Pulang Kerja, Lihat Istri Mandi Dengan Pintu Terbuka, Saat Ikut Masuk Suami Nangis, Ternyata

Aku melihat istri sedang membuat susu untuk anak pertama, aku pun memanggilnya dan langsung memarahinya.
“Bagaimana kamu sebagai ibu, anak sendiri tidak diurus, lihat! Anakmu hampir jatuh dari ranjang!”
Istriku meminta maaf sambil menangis, dan buru-buru menggendong anak kami, dan terus meminta maaf karena lalai.
Beberapa hari kemudian, di kantor sedang akan diadakan rapat besar para direksi, jadi para karyawan diperbolehkan pulang lebih awal.
Maka aku pun segera pulang.
Setelah tiba di rumah, saya menyadari bahwa istriku sedang mandi, dan, yang membuat aku terkejut, dia mandi tanpa menutup pintu kamar mandi.
Aku benar-benar tidak habis pikir dan langsung memarahinya.
“Kamu tidak punya sopan santun ya? Apa tidak malu kamu telanjang dilihat orang? Untung aku yang masuk ke rumah, bagaimana jika orang lain yang masuk? ”
Dia menjawab, “Sayang, mari kesini, masuk ke kamar mandi bersama saya!”

Awalnya saya agak ragu dan bertanya-tanya dalam hati, tapi akhirnya aku masuk ke kamar mandi juga.
“Nah, kamu lihat, dari sini kita bisa melihat jelas kedua anak kita, kalau aku menutup pintu kamar mandinya, lalu siapa yang akan mengawasi mereka.”
Bukan cuma itu, aku perhatikan istriku dengan saksama ada beberapa bekas luka di tangannya dan bahwa betisnya juga mengalami lebam, selain itu juga ada bahagian tubuhnya yang bercalar.
Aku menanyakan bagaimana dia bisa mempunyai semua luka itu, dia menjelaskan bahwa semua itu terjadi saat dia melakukan pekerjaan rumah juga saat mengurus anak kami, tangannya melepuh terkena air panas untuk membuat susu, bengkaknya terjadi karena dia mengangkat barang berat cukup lama…
Tepat saat itu, anak kedua kami menangis, tanpa berpakaian dan dengan hanya mengenakan handuk, istriku segera menghampiri anak kami, dia segera berusaha menenangkannya.
Ternyata anak kami mengompol, dan dia segera mengganti celananya, celana yang kotor itu ditaruh ke keranjang cucian, saat itu saya baru menyedaris satuhal.
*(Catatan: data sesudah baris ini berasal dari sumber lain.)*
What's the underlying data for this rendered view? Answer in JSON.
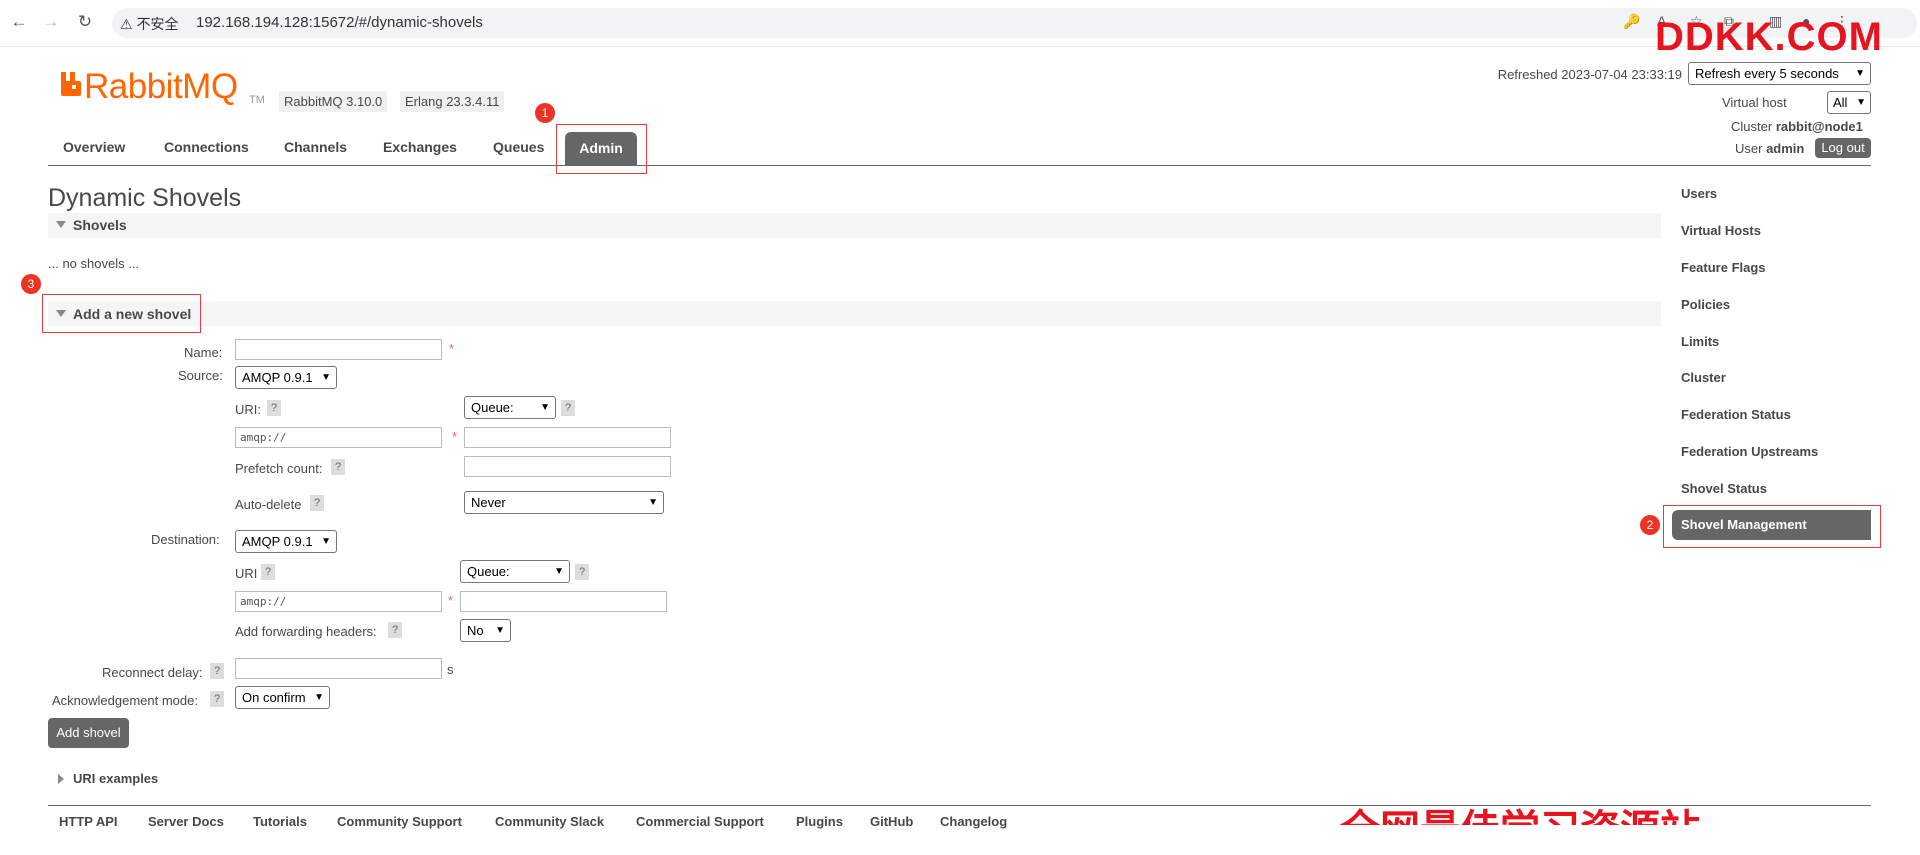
{
  "browser": {
    "security_label": "不安全",
    "url": "192.168.194.128:15672/#/dynamic-shovels",
    "watermark_top": "DDKK.COM",
    "watermark_bottom": "全网最佳学习资源站"
  },
  "header": {
    "logo_text": "RabbitMQ",
    "logo_tm": "TM",
    "rabbitmq_version": "RabbitMQ 3.10.0",
    "erlang_version": "Erlang 23.3.4.11",
    "refreshed": "Refreshed 2023-07-04 23:33:19",
    "refresh_option": "Refresh every 5 seconds",
    "virtual_host_label": "Virtual host",
    "virtual_host_value": "All",
    "cluster_label": "Cluster",
    "cluster_value": "rabbit@node1",
    "user_label": "User",
    "user_value": "admin",
    "logout_label": "Log out"
  },
  "nav": {
    "tabs": [
      "Overview",
      "Connections",
      "Channels",
      "Exchanges",
      "Queues",
      "Admin"
    ],
    "active": "Admin"
  },
  "annotations": [
    "1",
    "2",
    "3"
  ],
  "main": {
    "title": "Dynamic Shovels",
    "shovels_section": "Shovels",
    "no_shovels": "... no shovels ...",
    "add_section": "Add a new shovel",
    "form": {
      "name_label": "Name:",
      "name_value": "",
      "required_mark": "*",
      "source_label": "Source:",
      "source_protocol": "AMQP 0.9.1",
      "source_uri_label": "URI:",
      "source_uri_placeholder": "amqp://",
      "source_type": "Queue:",
      "prefetch_label": "Prefetch count:",
      "auto_delete_label": "Auto-delete",
      "auto_delete_value": "Never",
      "destination_label": "Destination:",
      "destination_protocol": "AMQP 0.9.1",
      "dest_uri_label": "URI",
      "dest_uri_placeholder": "amqp://",
      "dest_type": "Queue:",
      "forwarding_headers_label": "Add forwarding headers:",
      "forwarding_headers_value": "No",
      "reconnect_delay_label": "Reconnect delay:",
      "reconnect_unit": "s",
      "ack_mode_label": "Acknowledgement mode:",
      "ack_mode_value": "On confirm",
      "help_mark": "?",
      "submit_label": "Add shovel"
    },
    "uri_examples": "URI examples"
  },
  "sidebar": {
    "items": [
      "Users",
      "Virtual Hosts",
      "Feature Flags",
      "Policies",
      "Limits",
      "Cluster",
      "Federation Status",
      "Federation Upstreams",
      "Shovel Status",
      "Shovel Management"
    ],
    "active": "Shovel Management"
  },
  "footer": {
    "links": [
      "HTTP API",
      "Server Docs",
      "Tutorials",
      "Community Support",
      "Community Slack",
      "Commercial Support",
      "Plugins",
      "GitHub",
      "Changelog"
    ]
  }
}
Biasanya saat pulang kerja di waktu biasa, semua cucian sudah selesai dicuci, kali ini saya melihat di tumpukan baju kotor itu, ada bajuku, bajunya, serta baju kotor kedua anak kami, itu adalah satu tumpukan baju kotor yang sangat banyak.
Aku baru menyadari bahawa selama ini, tanpa aku ketahui, ternyata istriku telah menanggung beban pekerjaan yang begitu banyak.
Tiba-tiba hatiku terasa sakit, aku merasa sedih sekaligus malu.
Aku baru sedar, saat itu anak pertama kami baru berusia hampir 4 tahun, anak kedua kami hampir berusia 1 tahun.
Aku merasa bodoh dan bersalah, bagaimana boleh selama ini aku tidak tahu kalau pekerjaan istriku sebegitu banyak, dan bahwa mengurus dua anak yang masih kecil ini, sebegitu sibuk.
Aku memeluk istriku, aku menangis dan meminta maaf padanya.
Sejak hari itu setiap ada kesempatan aku pasti akan membantu pekerjaan istri, dan kini, bukan hanya istri, aku sendiri tidak menutup pintu kamar mandi saat mandi, supaya aku juga bisa terus mengawasi anak-anak kami.
Aku rasa, seharusnya memang seperti ini, sebagai suami istri, sudah sepantasnya saling membantu dan bekerja sama satu sama lain.
Tak  ada posisi yang lebih tinggi ataupun rendah di antara suami istri.
Kehidupan suami istri yang bahagia, cuma dapat terwujud, kalau keduanya mau untuk saling memahami juga saling pengertian.